Skip to main content

Doyle commits to biotech, stem cell science

March 11, 2003 By Terry Devitt

Wisconsin Gov. Jim Doyle pledged his support March 5 to helping Wisconsin’s biotechnology industry and to blunting legislative attacks on stem cell science.

At a meeting of the Wisconsin Biotechnology Association held at UW–Madison’s Genetics-Biotechnology Center, Doyle cited biotechnology as a pathway for Wisconsin to regain its economic health.

Addressing a campus audience of Wisconsin biotechnology executives, university administrators, and faculty scientists and entrepreneurs, Doyle says, “You are at the center of what we need to do to get the economy growing.

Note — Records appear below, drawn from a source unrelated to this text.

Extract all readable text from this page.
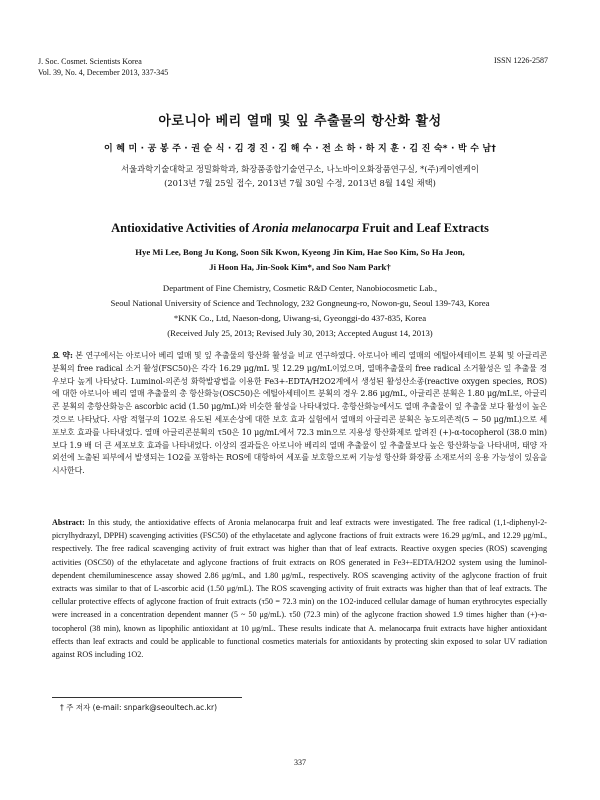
J. Soc. Cosmet. Scientists Korea
Vol. 39, No. 4, December 2013, 337-345
ISSN 1226-2587
아로니아 베리 열매 및 잎 추출물의 항산화 활성
이 혜 미 · 공 봉 주 · 권 순 식 · 김 경 진 · 김 해 수 · 전 소 하 · 하 지 훈 · 김 진 숙* · 박 수 남†
서울과학기술대학교 정밀화학과, 화장품종합기술연구소, 나노바이오화장품연구실, *(주)케이엔케이
(2013년 7월 25일 접수, 2013년 7월 30일 수정, 2013년 8월 14일 채택)
Antioxidative Activities of Aronia melanocarpa Fruit and Leaf Extracts
Hye Mi Lee, Bong Ju Kong, Soon Sik Kwon, Kyeong Jin Kim, Hae Soo Kim, So Ha Jeon,
Ji Hoon Ha, Jin-Sook Kim*, and Soo Nam Park†
Department of Fine Chemistry, Cosmetic R&D Center, Nanobiocosmetic Lab.,
Seoul National University of Science and Technology, 232 Gongneung-ro, Nowon-gu, Seoul 139-743, Korea
*KNK Co., Ltd, Naeson-dong, Uiwang-si, Gyeonggi-do 437-835, Korea
(Received July 25, 2013; Revised July 30, 2013; Accepted August 14, 2013)
요 약: 본 연구에서는 아로니아 베리 열매 및 잎 추출물의 항산화 활성을 비교 연구하였다. 아로니아 베리 열매의 에틸아세테이트 분획 및 아글리콘 분획의 free radical 소거 활성(FSC50)은 각각 16.29 μg/mL 및 12.29 μg/mL이었으며, 열매추출물의 free radical 소거활성은 잎 추출물 경우보다 높게 나타났다. Luminol-의존성 화학발광법을 이용한 Fe3+-EDTA/H2O2계에서 생성된 활성산소종(reactive oxygen species, ROS)에 대한 아로니아 베리 열매 추출물의 총 항산화능(OSC50)은 에틸아세테이트 분획의 경우 2.86 μg/mL, 아글리콘 분획은 1.80 μg/mL로, 아글리콘 분획의 총항산화능은 ascorbic acid (1.50 μg/mL)와 비슷한 활성을 나타내었다. 총항산화능에서도 열매 추출물이 잎 추출물 보다 활성이 높은 것으로 나타났다. 사람 적혈구의 1O2로 유도된 세포손상에 대한 보호 효과 실험에서 열매의 아글리콘 분획은 농도의존적(5 ~ 50 μg/mL)으로 세포보호 효과를 나타내었다. 열매 아글리콘분획의 τ50은 10 μg/mL에서 72.3 min으로 지용성 항산화제로 알려진 (+)-α-tocopherol (38.0 min)보다 1.9 배 더 큰 세포보호 효과를 나타내었다. 이상의 결과들은 아로니아 베리의 열매 추출물이 잎 추출물보다 높은 항산화능을 나타내며, 태양 자외선에 노출된 피부에서 발생되는 1O2를 포함하는 ROS에 대항하여 세포를 보호함으로써 기능성 항산화 화장품 소재로서의 응용 가능성이 있음을 시사한다.
Abstract: In this study, the antioxidative effects of Aronia melanocarpa fruit and leaf extracts were investigated. The free radical (1,1-diphenyl-2-picrylhydrazyl, DPPH) scavenging activities (FSC50) of the ethylacetate and aglycone fractions of fruit extracts were 16.29 μg/mL, and 12.29 μg/mL, respectively. The free radical scavenging activity of fruit extract was higher than that of leaf extracts. Reactive oxygen species (ROS) scavenging activities (OSC50) of the ethylacetate and aglycone fractions of fruit extracts on ROS generated in Fe3+-EDTA/H2O2 system using the luminol-dependent chemiluminescence assay showed 2.86 μg/mL, and 1.80 μg/mL, respectively. ROS scavenging activity of the aglycone fraction of fruit extracts was similar to that of L-ascorbic acid (1.50 μg/mL). The ROS scavenging activity of fruit extracts was higher than that of leaf extracts. The cellular protective effects of aglycone fraction of fruit extracts (τ50 = 72.3 min) on the 1O2-induced cellular damage of human erythrocytes especially were increased in a concentration dependent manner (5 ~ 50 μg/mL). τ50 (72.3 min) of the aglycone fraction showed 1.9 times higher than (+)-α-tocopherol (38 min), known as lipophilic antioxidant at 10 μg/mL. These results indicate that A. melanocarpa fruit extracts have higher antioxidant effects than leaf extracts and could be applicable to functional cosmetics materials for antioxidants by protecting skin exposed to solar UV radiation against ROS including 1O2.
† 주 저자 (e-mail: snpark@seoultech.ac.kr)
337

We can make Wisconsin the center of biotechnology industry not just for the country, but for the world.”

Doyle recognizes current and historic contributions by the university to the state’s economic well-being and promises to veto legislation that would criminalize some aspects of biomedical science, notably bills aimed at curtailing research with human embryonic stem cells.

Those are “bills that would set the economy of this state back decades. There will be bills that will come to my desk that will put all that work at risk. Those bills will be vetoed,” Doyle says.

He says developments in stem-cell research not only have important economic implications for Wisconsin, but will save lives.